Burns & Levinson LLP represented Eyegate Pharmaceuticals, Inc. (NASDAQ: EYEG), a clinical-stage specialty pharmaceutical company focused on developing treatments for diseases of the eye, in two transformative deals.

The firm's Corporate and Securities groups represented EyeGate in an underwritten public offering of 1,176,470 shares of common stock and warrants to purchase up to 1,176,470 shares of common stock, which closed on August 5.

EyeGate received gross proceeds of approximately $10 million from the offering, before deducting underwriting discounts and commissions and other estimated offering expenses. In connection with the offering, EyeGate's common stock and warrants are now listed on the NASDAQ Capital Market and will trade separately under the ticker symbols "EYEG" and "EYEGW," respectively.

In addition, EyeGate entered into a license agreement with Valeant Pharmaceuticals Luxembourg S.à r.l. for the development and commercialization of EyeGate's EGP-437 combination product, which treats uveitis, or inflammation of the middle layer of the eye. EyeGate delivers EGP-437, a reformulated topically active corticosteroid, dexamethasone phosphate, into the ocular tissues through its proprietary innovative drug delivery system, the EyeGate® II Delivery System.

"Collaborating with Valeant Pharmaceuticals will allow EyeGate to more rapidly advance our EGP-437 combination product, and gives us the opportunity to address the needs of uveitis patients across the globe," said Stephen From, president and CEO of EyeGate.

Under the agreement with Valeant, EyeGate received an upfront cash payment, development-based milestone payments related to the completion of development for the indication of anterior uveitis and an approval-based milestone payment upon receipt of FDA approval of the product.

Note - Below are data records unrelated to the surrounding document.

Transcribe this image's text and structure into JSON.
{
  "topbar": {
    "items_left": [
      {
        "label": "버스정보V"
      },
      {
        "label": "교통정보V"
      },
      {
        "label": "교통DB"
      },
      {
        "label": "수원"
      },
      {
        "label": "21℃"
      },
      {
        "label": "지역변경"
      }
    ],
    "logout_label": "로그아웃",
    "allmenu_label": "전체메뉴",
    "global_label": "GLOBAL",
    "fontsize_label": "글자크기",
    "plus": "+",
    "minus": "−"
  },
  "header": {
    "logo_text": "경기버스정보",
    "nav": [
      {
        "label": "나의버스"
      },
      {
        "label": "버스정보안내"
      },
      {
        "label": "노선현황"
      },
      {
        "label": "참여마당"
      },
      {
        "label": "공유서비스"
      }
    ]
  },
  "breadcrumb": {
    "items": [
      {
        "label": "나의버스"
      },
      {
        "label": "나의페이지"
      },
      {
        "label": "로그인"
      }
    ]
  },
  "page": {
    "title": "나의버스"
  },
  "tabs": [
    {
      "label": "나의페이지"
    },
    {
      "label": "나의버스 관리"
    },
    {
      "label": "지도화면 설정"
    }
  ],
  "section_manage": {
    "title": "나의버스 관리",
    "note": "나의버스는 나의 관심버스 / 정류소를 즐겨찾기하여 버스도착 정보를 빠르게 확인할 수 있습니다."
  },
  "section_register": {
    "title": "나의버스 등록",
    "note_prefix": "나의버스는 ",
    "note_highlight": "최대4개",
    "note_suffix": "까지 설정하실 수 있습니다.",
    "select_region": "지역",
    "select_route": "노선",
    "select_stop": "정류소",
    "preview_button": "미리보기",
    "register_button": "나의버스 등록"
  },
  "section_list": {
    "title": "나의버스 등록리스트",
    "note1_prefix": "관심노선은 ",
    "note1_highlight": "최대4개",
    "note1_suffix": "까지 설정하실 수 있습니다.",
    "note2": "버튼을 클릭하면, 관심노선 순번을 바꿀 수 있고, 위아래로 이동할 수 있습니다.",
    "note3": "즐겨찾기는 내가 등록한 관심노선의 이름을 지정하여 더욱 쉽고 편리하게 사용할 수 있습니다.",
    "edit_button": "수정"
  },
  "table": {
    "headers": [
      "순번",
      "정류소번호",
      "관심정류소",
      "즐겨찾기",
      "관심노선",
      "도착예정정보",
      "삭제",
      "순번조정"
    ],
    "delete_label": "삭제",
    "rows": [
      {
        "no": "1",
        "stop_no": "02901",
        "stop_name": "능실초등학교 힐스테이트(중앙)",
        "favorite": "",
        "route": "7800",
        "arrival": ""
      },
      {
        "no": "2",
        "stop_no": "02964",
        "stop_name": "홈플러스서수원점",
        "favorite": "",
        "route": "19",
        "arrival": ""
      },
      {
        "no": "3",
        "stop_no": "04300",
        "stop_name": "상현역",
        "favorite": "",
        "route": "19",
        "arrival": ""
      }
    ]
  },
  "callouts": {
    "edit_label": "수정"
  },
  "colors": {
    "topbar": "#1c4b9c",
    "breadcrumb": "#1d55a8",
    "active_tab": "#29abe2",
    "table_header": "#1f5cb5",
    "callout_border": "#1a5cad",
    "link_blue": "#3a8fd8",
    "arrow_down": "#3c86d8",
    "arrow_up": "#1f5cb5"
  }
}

EyeGate will receive royalties based on net sales, as well as additional milestone payments based on the achievement of certain cumulative sales objectives.

EyeGate intends to use the proceeds from its recent public offering in part to fund its development and other related obligations under the license agreement.

Partners Joe Maraia and John Serio represented EyeGate in its negotiation of this license agreement, which was signed on July 9.

"Closing these two significant transactions is a huge step in EyeGate's progression and validates its novel pharmaceutical delivery platform with both Valeant and EyeGate's investors," said Joe. "We are very proud to be part of helping EyeGate achieve this goal."

"Joe and the team played a key role in the transaction, adding value at every step of the process," said Stephen. "Their contributions were a major factor in the successful completion of the agreement with Valeant. Moreover, their support of our recent up-listing and capital raise was crucial to the completion of these important milestones."

Burns & Levinson's Corporate group counsels clients in all aspects of both public and private equity and debt financing, as well as federal and state securities law. The firm represents clients on private placements, initial and secondary public offerings under the 1933 Securities Act, exchange listings, 1934 Act proxy and reporting requirements, and investment company and investment advisor matters under the 1940 Acts.